2022 bütçesi üzerindeki görüşmeler, TBMM Genel Kurulu’nda sürüyor. Cumhurbaşkanı Yardımcısı Fuat Oktay’ın bütçe sunuşunun ardından İYİ Parti Grup Başkanvekili Müsavat Dervişoğlu, partisinin grubu adına söz aldı. Dervişoğlu, şunları söyledi:
"BU BÜTÇE YOKLUK BÜTÇESİDİR"
"Bütçe yapma yetkisi elinden alınmış bir Meclis''te, seçilmişlerin değil, atanmış bürokratların sunduğu bir bütçeyi tartışıyoruz. Hatta buna ‘tartışma’ demek dahi ne kadar doğru bilemiyorum.

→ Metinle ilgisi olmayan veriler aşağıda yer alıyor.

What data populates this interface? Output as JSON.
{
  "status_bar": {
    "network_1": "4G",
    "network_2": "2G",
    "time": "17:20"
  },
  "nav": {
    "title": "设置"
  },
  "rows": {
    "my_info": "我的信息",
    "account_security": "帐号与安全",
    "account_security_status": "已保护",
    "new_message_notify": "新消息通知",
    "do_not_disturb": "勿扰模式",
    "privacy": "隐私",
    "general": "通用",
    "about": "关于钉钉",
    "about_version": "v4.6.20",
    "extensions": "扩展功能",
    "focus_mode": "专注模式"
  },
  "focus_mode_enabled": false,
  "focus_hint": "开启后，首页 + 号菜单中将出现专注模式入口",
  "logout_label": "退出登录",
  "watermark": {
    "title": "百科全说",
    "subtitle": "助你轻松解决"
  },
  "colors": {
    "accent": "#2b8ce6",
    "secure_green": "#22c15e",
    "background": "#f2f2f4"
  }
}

Saraydan buraya bir metin geldi, yanında sayfalarca doküman. İçinde vatandaşın yoksulluğuna çare yok, EYT''linin sorununa çözüm yok, 3600 sözünüzü yerine getirecek kaynak yok, gençler yok, çocuklar yok, kadınlar yok. Önümüze gelen bu bütçede geleceğe dair bir umut yok, insanımıza vadedilen bir mutluluk da yok. Bu bütçenin sahibi de burada yok. Nerede bu Cumhurbaşkanı? Kendi bütçesini savunmaya gelmiyor, kendi bütçesini sunmaya gelmiyor; biz de diyoruz ki: ‘Sayın Cumhurbaşkanının herhâlde çok işi var’ Sayın Cumhurbaşkanı Türkiye Büyük Millet Meclisi’nin itibarını nazarı itibara almalı ve öyle davranmaya kendini mecbur hissetmelidir. Türkiye Büyük Millet Meclisi’ne, 4 bütçeden beri ne bütçeyi sunma ne de bütçeyi savunma zahmetine katlanamayan bir Cumhurbaşkanının elbette ki bu yüce kuruma olan saygısı da tartışma konusu olacaktır. O sebeple, bu bütçeye öncelikle Sayın Cumhurbaşkanının lütfedip sunmaması ve savunmaya da gelmeyeceğinin anlaşılması münasebetiyle neresinden bakarsanız bakınız en başından itibaren öksüz ve yetim bir bütçe olarak bakıyoruz. Bu bütçe yokluk bütçesidir ve bu bütçenin sonucu da doğal sonucu da pek tabiidir ki yolsuzluktur.”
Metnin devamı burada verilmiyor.